Intimacy… it is the state of togetherness, deeply knowing another person and feeling deeply known, a cozy and private or relaxed atmosphere, love-making, connecting…
All these meanings are tucked into this single word. And that is exactly what every healthy human being wants and needs, especially when in a love relationship, regardless of age or whether the relationship is still new and fresh or has endured through many years of marriage. I have come to believe, that intimacy is not just a psychological fad or a rallying cry of up-to date couples but a basic biological need!
The sad thing is that intimacy is often sacrificed at the altar of everyday life. Especially when you have been coupled up for a long time, it’s easy to get stuck in a lukewarm routine – even things you do for fun or recreation can become dull, monotonous, uninspiring, unstimulating, even boring and depressive.
Let’s face it: daily life is rough on couples, especially the married ones. Financial pressures, workload, problems at work, deadlines, home chores, raising kids or caring for other family members, social events and obligations, lack of me-time – all take a poke at you, as if determined to keep you focused on everything else but your significant other and your relationship.
Just thinking about it is making you feel woozy, right? Well, don’t ignore that feeling! Take a step back from the daily grind and remind yourself that there are other people in your orbit – like your partner! – who deserve and need your attention and affection. You need to maintain intimacy and get back in the game.
Of course, it is not always easy to break away from the routine. The “I-cannot- afford-a-vacation” mindset; the guilt associated with leaving kids, aging parents, or grandchildren behind; the boredom or even fear of change and the inertia to simply carry on as usual; these are all powerful forces.

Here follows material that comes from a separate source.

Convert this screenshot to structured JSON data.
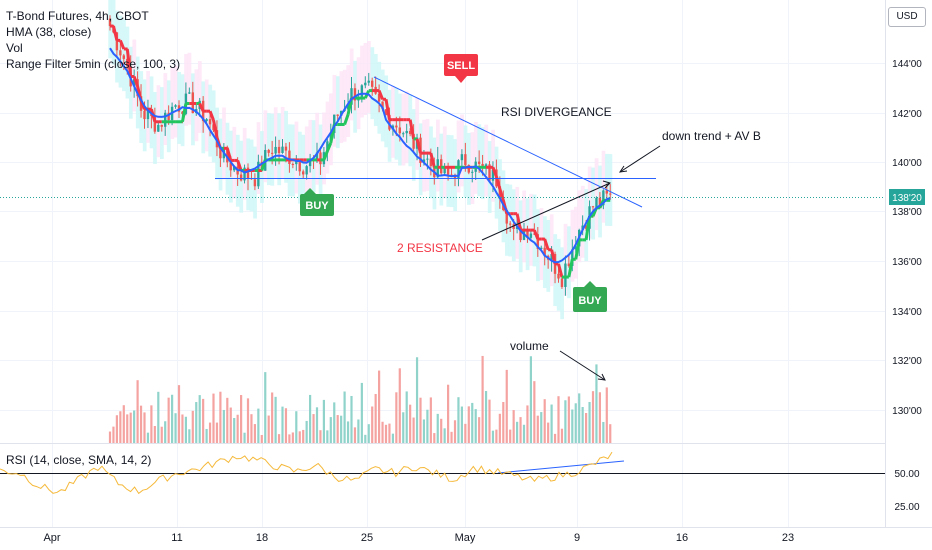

To make matters worse, it seems that in some ways many couples have been brainwashed into thinking that being responsible individuals, means neglecting themselves. In fact, researchers have discovered that spending quality time with your partner away from the daily routine and away from your children increases the fun, the friendship and intimacy in the relationship. It also allows you to recharge your batteries, renew yourself and perform better after the break, both at work and in your everyday duties.
What really makes intimacy flourish in a couple’s life? Things are simple actually! As all psychologists and couple counselors across the board advice, a getaway vacation is one of the vital factors that increase intimacy in a couple’s life! Well, we all know that alone-time is great, not to mention important for your sanity, but there are some things couples shouldbe doing together, and preferably with no kids involved! Unless you are a masochistic fan of vacations where you arrive with five bags, four kids and seven I-thought-you-packed-its…
So, the first thing to do is to unplug and plan a getaway for two. Relationship experts agree that this is an activity that belongs at the top of a couple’s TO-DO list – and they have the research to back it, as studies have long established the importance of taking vacations. Going on holiday offers physical, mental and psychological benefits, including reducing stress and promoting overall well-being and happiness. In addition to the benefits for each individual, the joint benefits that couples will experience when they share quality time away can be very enriching and rejuvenating.